Four years after that surgery scar tissue from the surgery had built up, and a virus attacked Heidi’s heart, she eventually suffered from a cardiomyopathy and then heart failure.
“In 2007 I lost a good part of my engine, my heart engine,” Heidi said. “It started off with pain in my shoulders and I had some trouble breathing, so we drove the hour and half to see the cardiologist.”
Heidi ended up in the ICU and had an angiogram
“My arteries ended up looking awesome,” she said. “They thought I had had a heart attack, however it was a virus.”
Heidi began recuperating from the virus and all seemed to be well as her heart function started improving, however the scar tissue build up led to more complications.
“As the scar tissue built up I lost the ability to do things with my upper body,” she said. “Because the veins were blocked the blood couldn’t flow in and it wouldn’t drain out, so I would swell up and it would choke me.”
By Feb 2010 the scar tissue had created such a problem for Heidi that doctors scheduled her for another surgery. Doctors used donor aorta tissue to do a bypass.
After this surgery, Heidi began doing research to find support for heart patients.
“Having open heart surgery is a big deal. I finally had to come to grips with the fact that I was a heart patient,” she said. “And it is kind of a life-changing experience because you can go into something like this and maybe not come out. You have to have some really tough conversations with your family about your wishes.”
Because there had been a complication during Heidi’s previous surgery, she wanted to talk to her family about what had happened.
“We did have a complication [during surgery] that almost killed me,” she said. “Fortunately I pulled through and I am doing great, but I realized bad things can happen when you do open-heart surgery. I wanted to talk to my husband, my family, my mom, my sister and I asked them, what happened to me? I didn’t remember because my memory was wiped out. And no body really wanted to talk about it because it was really scary for them.”
Heidi wanted to find a place where she could talk to other heart patients.
“I wanted to talk to someone just to fill in those missing pieces. Because you just want to talk about it. It is really scary for all the people who care about you to really relive it, so in looking for people who have been through it. People that can have the conversations with it being light hearted and say “yeah, this is what happens” and not have it be a really dramatic thing.”
Heidi discovered Mended Hearts on the internet this past April and felt she had found what she was looking for.

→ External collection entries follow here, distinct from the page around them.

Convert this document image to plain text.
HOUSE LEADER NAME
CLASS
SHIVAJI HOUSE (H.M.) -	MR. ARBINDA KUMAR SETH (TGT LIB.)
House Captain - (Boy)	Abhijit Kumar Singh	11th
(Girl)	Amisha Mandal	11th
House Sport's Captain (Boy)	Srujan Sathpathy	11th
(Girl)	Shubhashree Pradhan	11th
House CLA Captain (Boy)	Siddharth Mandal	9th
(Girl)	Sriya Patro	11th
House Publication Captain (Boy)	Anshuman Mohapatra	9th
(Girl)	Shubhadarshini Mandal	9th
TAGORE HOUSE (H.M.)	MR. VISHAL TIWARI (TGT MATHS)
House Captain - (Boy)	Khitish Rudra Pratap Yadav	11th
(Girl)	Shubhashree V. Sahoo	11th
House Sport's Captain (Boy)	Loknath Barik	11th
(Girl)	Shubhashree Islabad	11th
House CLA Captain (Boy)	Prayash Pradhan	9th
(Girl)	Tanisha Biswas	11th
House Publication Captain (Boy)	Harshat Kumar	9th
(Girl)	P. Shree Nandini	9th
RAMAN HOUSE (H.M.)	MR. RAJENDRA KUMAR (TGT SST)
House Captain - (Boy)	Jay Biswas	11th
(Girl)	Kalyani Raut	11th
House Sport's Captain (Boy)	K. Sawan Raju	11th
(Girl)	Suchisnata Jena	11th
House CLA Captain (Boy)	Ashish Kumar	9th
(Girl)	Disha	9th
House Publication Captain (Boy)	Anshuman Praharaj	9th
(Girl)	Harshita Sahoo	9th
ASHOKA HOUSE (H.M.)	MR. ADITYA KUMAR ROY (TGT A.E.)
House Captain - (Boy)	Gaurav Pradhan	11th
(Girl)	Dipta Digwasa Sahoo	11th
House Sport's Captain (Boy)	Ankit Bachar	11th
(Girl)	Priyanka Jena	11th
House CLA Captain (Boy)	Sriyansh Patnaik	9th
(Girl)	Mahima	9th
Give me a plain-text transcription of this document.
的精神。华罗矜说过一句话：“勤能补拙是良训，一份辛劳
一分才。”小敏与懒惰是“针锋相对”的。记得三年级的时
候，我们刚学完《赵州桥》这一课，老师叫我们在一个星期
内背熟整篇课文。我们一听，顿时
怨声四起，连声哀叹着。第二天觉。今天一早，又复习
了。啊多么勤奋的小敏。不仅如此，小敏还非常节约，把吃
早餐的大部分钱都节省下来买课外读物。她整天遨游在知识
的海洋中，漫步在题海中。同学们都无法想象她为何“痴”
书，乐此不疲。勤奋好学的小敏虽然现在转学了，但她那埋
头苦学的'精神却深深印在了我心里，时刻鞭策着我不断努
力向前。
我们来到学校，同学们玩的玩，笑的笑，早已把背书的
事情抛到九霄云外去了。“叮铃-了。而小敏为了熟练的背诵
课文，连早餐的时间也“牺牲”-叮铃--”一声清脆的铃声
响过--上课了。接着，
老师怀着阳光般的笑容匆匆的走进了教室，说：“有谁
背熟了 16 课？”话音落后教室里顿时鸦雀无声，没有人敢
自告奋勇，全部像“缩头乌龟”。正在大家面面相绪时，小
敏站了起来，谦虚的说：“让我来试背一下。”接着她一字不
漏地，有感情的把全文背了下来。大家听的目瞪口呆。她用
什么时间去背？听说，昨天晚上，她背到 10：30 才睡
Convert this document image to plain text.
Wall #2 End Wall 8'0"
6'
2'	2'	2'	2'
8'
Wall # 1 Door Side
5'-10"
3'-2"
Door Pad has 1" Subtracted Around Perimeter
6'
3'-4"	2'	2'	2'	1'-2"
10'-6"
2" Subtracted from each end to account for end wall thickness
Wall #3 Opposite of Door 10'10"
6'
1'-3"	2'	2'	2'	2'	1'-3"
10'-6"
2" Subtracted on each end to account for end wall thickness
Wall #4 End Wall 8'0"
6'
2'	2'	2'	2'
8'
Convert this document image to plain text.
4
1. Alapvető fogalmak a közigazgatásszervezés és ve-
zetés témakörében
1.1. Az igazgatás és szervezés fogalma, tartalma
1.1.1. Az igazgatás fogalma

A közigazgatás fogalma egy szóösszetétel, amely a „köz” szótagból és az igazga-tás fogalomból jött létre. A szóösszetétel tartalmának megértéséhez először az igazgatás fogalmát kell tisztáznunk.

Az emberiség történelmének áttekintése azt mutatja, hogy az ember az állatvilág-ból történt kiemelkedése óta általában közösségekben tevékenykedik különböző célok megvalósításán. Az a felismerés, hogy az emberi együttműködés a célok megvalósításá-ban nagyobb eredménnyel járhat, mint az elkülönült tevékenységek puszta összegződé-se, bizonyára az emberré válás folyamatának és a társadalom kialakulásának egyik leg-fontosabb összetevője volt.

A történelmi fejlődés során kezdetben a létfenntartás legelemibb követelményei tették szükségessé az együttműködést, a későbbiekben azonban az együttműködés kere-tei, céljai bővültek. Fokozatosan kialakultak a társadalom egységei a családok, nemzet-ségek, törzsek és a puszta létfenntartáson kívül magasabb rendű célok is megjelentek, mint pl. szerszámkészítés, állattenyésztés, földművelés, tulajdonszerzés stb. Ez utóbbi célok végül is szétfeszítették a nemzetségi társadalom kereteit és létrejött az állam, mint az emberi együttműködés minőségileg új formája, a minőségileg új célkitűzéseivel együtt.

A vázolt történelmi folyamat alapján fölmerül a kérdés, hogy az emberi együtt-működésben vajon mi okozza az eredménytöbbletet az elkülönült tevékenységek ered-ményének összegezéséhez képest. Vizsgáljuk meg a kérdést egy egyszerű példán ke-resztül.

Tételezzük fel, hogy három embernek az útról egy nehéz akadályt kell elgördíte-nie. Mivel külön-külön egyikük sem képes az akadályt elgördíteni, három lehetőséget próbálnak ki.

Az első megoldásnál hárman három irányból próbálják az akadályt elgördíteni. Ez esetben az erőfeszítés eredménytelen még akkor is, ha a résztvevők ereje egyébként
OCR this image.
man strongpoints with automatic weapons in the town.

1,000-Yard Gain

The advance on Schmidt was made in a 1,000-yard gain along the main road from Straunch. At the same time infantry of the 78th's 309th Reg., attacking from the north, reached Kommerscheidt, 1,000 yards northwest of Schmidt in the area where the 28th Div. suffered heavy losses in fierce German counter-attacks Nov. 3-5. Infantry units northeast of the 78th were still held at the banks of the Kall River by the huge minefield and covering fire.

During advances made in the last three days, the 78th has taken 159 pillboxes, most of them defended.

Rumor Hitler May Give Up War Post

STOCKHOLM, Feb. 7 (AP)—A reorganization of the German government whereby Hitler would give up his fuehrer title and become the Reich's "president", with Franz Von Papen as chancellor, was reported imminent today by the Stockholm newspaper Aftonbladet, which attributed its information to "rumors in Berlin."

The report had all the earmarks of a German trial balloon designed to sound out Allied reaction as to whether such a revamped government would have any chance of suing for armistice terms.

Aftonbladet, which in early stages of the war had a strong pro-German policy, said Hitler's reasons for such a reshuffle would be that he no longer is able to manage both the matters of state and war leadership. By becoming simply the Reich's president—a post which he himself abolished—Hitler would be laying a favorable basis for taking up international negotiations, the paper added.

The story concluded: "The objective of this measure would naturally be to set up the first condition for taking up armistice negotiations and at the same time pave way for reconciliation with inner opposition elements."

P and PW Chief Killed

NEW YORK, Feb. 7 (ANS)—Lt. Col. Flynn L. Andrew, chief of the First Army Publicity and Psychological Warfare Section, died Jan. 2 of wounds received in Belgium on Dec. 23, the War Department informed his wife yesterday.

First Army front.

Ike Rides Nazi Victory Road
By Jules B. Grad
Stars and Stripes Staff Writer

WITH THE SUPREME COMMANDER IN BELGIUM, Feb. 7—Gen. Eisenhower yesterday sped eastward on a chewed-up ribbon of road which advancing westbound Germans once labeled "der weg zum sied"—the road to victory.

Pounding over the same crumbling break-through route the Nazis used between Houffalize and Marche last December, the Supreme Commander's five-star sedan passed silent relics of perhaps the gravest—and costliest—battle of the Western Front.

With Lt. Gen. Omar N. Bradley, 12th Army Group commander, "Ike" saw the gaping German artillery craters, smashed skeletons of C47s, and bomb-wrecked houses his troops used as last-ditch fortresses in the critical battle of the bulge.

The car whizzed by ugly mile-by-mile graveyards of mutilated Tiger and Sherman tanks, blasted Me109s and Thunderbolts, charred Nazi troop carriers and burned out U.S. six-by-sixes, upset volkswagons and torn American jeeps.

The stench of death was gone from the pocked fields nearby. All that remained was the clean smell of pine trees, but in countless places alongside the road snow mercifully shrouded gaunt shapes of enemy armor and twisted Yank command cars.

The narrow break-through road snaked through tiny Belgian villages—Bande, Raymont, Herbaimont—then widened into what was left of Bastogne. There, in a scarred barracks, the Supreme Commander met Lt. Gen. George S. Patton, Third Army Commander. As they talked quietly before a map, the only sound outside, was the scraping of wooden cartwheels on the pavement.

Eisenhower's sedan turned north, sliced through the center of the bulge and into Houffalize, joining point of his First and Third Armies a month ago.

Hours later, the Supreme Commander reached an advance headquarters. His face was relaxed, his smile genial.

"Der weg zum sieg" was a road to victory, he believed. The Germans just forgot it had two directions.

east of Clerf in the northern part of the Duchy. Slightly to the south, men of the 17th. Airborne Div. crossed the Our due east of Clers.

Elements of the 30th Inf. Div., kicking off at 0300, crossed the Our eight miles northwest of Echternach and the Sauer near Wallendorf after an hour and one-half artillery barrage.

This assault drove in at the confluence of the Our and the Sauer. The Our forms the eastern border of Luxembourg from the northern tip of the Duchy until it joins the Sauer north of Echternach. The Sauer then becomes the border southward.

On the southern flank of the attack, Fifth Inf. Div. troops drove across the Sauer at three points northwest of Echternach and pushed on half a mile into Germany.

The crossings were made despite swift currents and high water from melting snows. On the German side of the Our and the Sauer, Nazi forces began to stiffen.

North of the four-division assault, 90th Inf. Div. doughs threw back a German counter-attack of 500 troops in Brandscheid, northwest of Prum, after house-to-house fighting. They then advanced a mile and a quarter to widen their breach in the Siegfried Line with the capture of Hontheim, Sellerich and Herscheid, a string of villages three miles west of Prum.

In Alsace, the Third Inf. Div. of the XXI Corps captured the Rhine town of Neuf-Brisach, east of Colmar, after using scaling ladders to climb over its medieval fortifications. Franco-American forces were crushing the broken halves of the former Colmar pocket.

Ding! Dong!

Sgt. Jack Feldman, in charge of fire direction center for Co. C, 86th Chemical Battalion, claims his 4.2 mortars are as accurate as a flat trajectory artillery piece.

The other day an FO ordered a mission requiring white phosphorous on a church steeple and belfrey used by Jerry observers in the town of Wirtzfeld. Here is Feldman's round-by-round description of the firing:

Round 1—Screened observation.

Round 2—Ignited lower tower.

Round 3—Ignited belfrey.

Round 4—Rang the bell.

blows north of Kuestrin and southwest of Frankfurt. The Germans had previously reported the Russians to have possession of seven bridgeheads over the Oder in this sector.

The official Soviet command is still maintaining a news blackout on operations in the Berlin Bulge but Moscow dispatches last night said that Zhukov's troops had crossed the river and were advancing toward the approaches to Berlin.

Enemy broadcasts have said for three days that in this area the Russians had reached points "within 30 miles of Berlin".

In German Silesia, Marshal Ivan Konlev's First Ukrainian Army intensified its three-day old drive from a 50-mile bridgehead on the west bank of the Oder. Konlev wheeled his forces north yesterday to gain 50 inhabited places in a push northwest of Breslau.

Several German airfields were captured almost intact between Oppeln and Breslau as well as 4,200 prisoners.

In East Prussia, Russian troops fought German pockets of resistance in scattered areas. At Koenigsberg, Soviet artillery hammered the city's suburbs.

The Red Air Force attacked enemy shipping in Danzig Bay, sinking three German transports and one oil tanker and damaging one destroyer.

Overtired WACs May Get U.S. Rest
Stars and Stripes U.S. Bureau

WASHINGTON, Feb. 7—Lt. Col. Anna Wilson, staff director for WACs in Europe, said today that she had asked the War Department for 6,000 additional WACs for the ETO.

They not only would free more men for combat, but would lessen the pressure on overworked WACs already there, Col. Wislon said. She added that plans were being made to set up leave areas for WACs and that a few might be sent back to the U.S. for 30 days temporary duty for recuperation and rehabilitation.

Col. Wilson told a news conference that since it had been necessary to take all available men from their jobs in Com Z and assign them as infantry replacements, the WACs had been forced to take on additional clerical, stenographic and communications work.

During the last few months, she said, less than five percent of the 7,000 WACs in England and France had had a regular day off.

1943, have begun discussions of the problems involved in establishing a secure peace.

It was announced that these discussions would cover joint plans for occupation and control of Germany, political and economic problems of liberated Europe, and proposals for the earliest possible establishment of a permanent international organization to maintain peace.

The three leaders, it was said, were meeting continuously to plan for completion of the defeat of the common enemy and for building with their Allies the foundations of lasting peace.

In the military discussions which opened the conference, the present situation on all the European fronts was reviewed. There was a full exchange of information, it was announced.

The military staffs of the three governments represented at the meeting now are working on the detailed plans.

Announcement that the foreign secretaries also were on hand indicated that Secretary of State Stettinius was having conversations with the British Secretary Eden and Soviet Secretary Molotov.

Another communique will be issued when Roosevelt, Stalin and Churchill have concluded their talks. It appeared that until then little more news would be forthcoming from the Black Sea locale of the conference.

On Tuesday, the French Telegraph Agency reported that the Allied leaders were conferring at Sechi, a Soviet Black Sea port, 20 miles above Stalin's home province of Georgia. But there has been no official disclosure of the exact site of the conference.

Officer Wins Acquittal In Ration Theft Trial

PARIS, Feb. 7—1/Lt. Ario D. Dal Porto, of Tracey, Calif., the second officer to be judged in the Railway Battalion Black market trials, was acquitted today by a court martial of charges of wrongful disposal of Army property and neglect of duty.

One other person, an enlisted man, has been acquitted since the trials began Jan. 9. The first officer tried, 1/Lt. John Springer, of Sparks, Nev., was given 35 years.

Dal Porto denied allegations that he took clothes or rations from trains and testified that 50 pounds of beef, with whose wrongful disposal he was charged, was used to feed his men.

Three and a half months after her previous heart surgery, Heidi attended her first Mended Hearts convention.
“I thought this could be a really good fit not only to get that kind of support, here is a room full of heart patients who have been through the same thing, and they get it without it being really scary. I realized I could also share my experience about being a heart patient and give back because there are other people like me who are asking, what happens? What happens on the other side once you are a survivor?”
Heidi lives between Idaho and Las Vegas, and her doctor is still in San Francisco, so Heidi joined Mended Hearts a member at large. This year’s convention was her first Mended Hearts meeting.
Heidi appreciated meeting people who had been through the same thing as well as the information that was provided at the convention. It confirmed that Heidi was where she belonged.
“When I was looking at other organizations, a lot of them focused on the disease. What I like about this is that it focuses on the hope, the sharing and the helping others and that’s the part I am excited about. I don’t want to be the disease or the victim, I want to be the provider of hope and compassion and resources and that’s why I like Mended Hearts.”